Vorarlberg öffnet wieder!

Heute endet im Ländle der Lockdown für geimpfte und genesene Personen. Die ­wichtigsten Infos.

Zeitgleich mit den heutigen weitreichenden Öffnungen für Geimpfte und Genesene setzt Vorarlberg eine Landesverordnung in Kraft, die in einigen Bereichen zusätzliche landesspezifische Schutzmaßnahmen vorsieht. Mit Blick auf die nach wie vor angespannte Situation in den heimischen Spitälern sei weiterhin erhöhte Vorsicht geboten, wie Landeshauptmann Markus Wallner und die zuständige Gesundheitsreferentin Landesrätin Martina Rüscher be­­­­­­­tonen. Die Verordnung trat heute um 0 Uhr in Kraft. Aktuell verzeichnet Vorarlberg sinkende Infektionszahlen. An den Intensivstationen im Land bleibt die Lage hingegen weiter angespannt. Umso wichtiger sei es, die Öffnungen behutsam mit aller größter Vorsicht vorzunehmen, bekräftigt der Landeshauptmann. In der Situation sei Eigenverantwortung gefordert, so Wallner: „Jede und jeder Einzelne ist gefragt.“ Mit der Landesverordnung würden die österreichweit geltenden Mindeststandards, die mit der Bundesregierung vereinbart wurden, „gezielt durch zusätzliche landesspezifische Vorsichtsmaßnahmen verschärft“, so Wallner.

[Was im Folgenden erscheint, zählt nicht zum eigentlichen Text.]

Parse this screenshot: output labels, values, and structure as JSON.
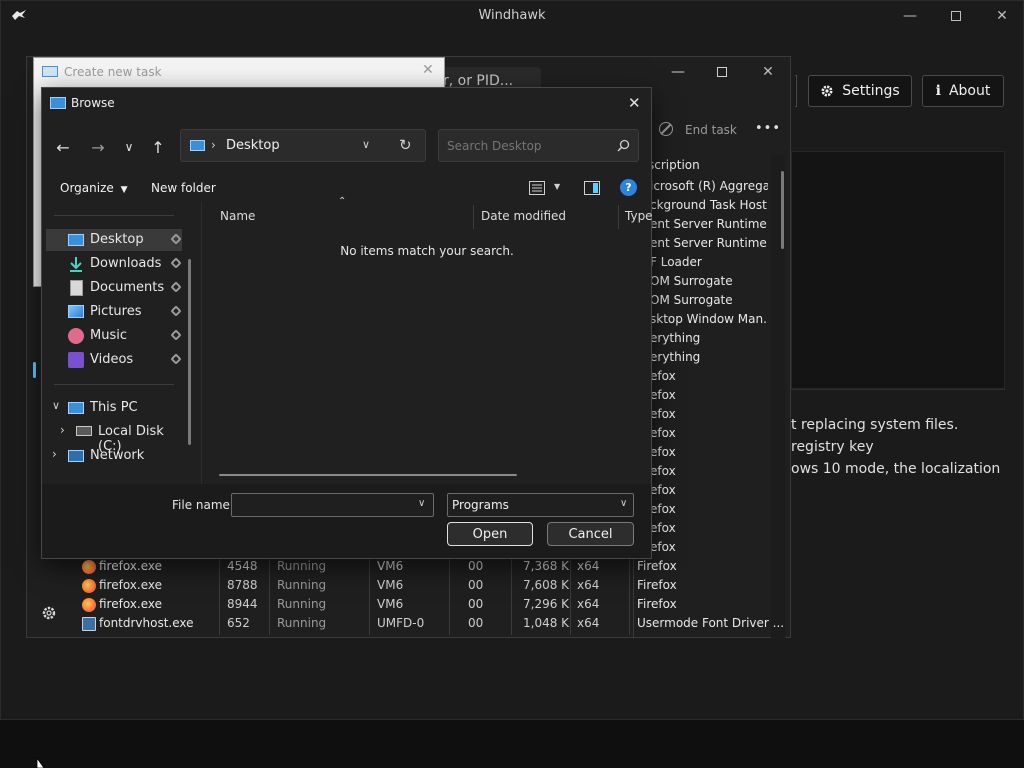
{
  "windhawk": {
    "title": "Windhawk",
    "settings_label": "Settings",
    "about_label": "About",
    "body_lines": [
      "t replacing system files.",
      "registry key",
      "ows 10 mode, the localization"
    ]
  },
  "task_manager": {
    "search_placeholder": "r, or PID...",
    "end_task_label": "End task",
    "more_label": "•••",
    "description_header": "scription",
    "process_descriptions": [
      "icrosoft (R) Aggrega...",
      "ckground Task Host",
      "ent Server Runtime ...",
      "ent Server Runtime ...",
      "F Loader",
      "OM Surrogate",
      "OM Surrogate",
      "sktop Window Man...",
      "erything",
      "erything",
      "efox",
      "efox",
      "efox",
      "efox",
      "efox",
      "efox",
      "efox",
      "efox",
      "efox",
      "efox"
    ],
    "rows": [
      {
        "name": "firefox.exe",
        "pid": "4548",
        "status": "Running",
        "user": "VM6",
        "cpu": "00",
        "mem": "7,368 K",
        "arch": "x64",
        "desc": "Firefox"
      },
      {
        "name": "firefox.exe",
        "pid": "8788",
        "status": "Running",
        "user": "VM6",
        "cpu": "00",
        "mem": "7,608 K",
        "arch": "x64",
        "desc": "Firefox"
      },
      {
        "name": "firefox.exe",
        "pid": "8944",
        "status": "Running",
        "user": "VM6",
        "cpu": "00",
        "mem": "7,296 K",
        "arch": "x64",
        "desc": "Firefox"
      },
      {
        "name": "fontdrvhost.exe",
        "pid": "652",
        "status": "Running",
        "user": "UMFD-0",
        "cpu": "00",
        "mem": "1,048 K",
        "arch": "x64",
        "desc": "Usermode Font Driver ..."
      }
    ]
  },
  "create_task": {
    "title": "Create new task"
  },
  "browse": {
    "title": "Browse",
    "breadcrumb": "Desktop",
    "search_placeholder": "Search Desktop",
    "organize_label": "Organize",
    "new_folder_label": "New folder",
    "columns": {
      "name": "Name",
      "date": "Date modified",
      "type": "Type"
    },
    "empty_message": "No items match your search.",
    "quick_access": [
      {
        "label": "Desktop",
        "icon": "desktop-icon"
      },
      {
        "label": "Downloads",
        "icon": "download-icon"
      },
      {
        "label": "Documents",
        "icon": "documents-icon"
      },
      {
        "label": "Pictures",
        "icon": "pictures-icon"
      },
      {
        "label": "Music",
        "icon": "music-icon"
      },
      {
        "label": "Videos",
        "icon": "videos-icon"
      }
    ],
    "this_pc": "This PC",
    "local_disk": "Local Disk (C:)",
    "network": "Network",
    "file_name_label": "File name:",
    "file_name_value": "",
    "filter_value": "Programs",
    "open_label": "Open",
    "cancel_label": "Cancel",
    "colors": {
      "accent": "#60cdff",
      "selected": "#3a3a3a"
    }
  }
}
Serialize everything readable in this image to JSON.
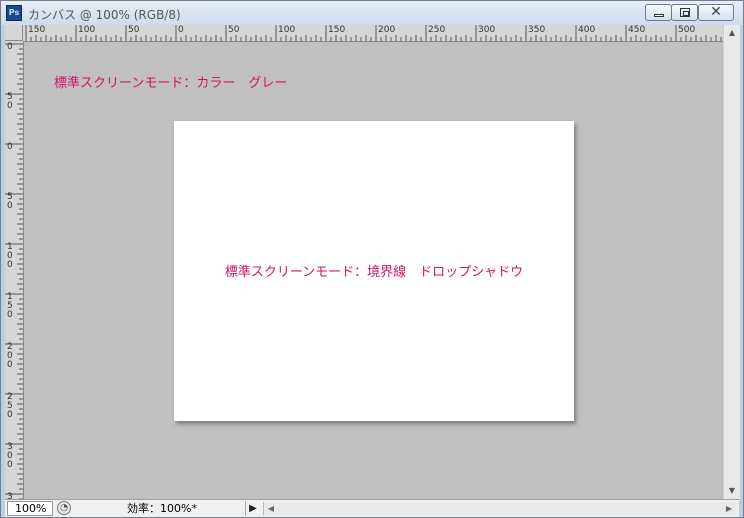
{
  "window": {
    "app_icon_text": "Ps",
    "title": "カンバス @ 100% (RGB/8)",
    "buttons": {
      "minimize": "minimize",
      "maximize": "restore",
      "close": "✕"
    }
  },
  "rulers": {
    "horizontal": [
      "150",
      "100",
      "50",
      "0",
      "50",
      "100",
      "150",
      "200",
      "250",
      "300",
      "350",
      "400",
      "450",
      "500"
    ],
    "vertical": [
      [
        "0"
      ],
      [
        "5",
        "0"
      ],
      [
        "0"
      ],
      [
        "5",
        "0"
      ],
      [
        "1",
        "0",
        "0"
      ],
      [
        "1",
        "5",
        "0"
      ],
      [
        "2",
        "0",
        "0"
      ],
      [
        "2",
        "5",
        "0"
      ],
      [
        "3",
        "0",
        "0"
      ],
      [
        "3",
        "5"
      ]
    ]
  },
  "canvas": {
    "gray_area_label": "標準スクリーンモード：カラー　グレー",
    "document_label": "標準スクリーンモード：境界線　ドロップシャドウ"
  },
  "status": {
    "zoom": "100%",
    "info": "効率：100%*",
    "menu_arrow": "▶"
  },
  "icons": {
    "app": "photoshop-icon",
    "zoom_tool": "zoom-options-icon",
    "scroll_left": "scroll-left-arrow",
    "scroll_right": "scroll-right-arrow",
    "scroll_up": "scroll-up-arrow",
    "scroll_down": "scroll-down-arrow"
  },
  "colors": {
    "label_text": "#d21469",
    "pasteboard": "#c0c0c0",
    "document": "#ffffff"
  }
}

diese bestimmungen gelten ab heute



• Außer der Nachtgastronomie sowie Apres-Ski-Lokale werden in Vorarl­berg ab heute alle Bereiche – vom Handel über Dienstleister (wie Friseure), die Gastronomie, Tourismus, bis hin zum Kultur-, Freizeit- und Sportbereich – für Geimpfte und Genesene komplett geöffnet. Für Ungeimpfte bleibt der Lockdown hingegen weiter aufrecht.

• Bei Veranstaltungen mit zugewiesenen ­Sitzplätzen dürfen indoor (z.B. ­Konzerte, Theater) und outdoor ­maximal 500 Personen teilnehmen.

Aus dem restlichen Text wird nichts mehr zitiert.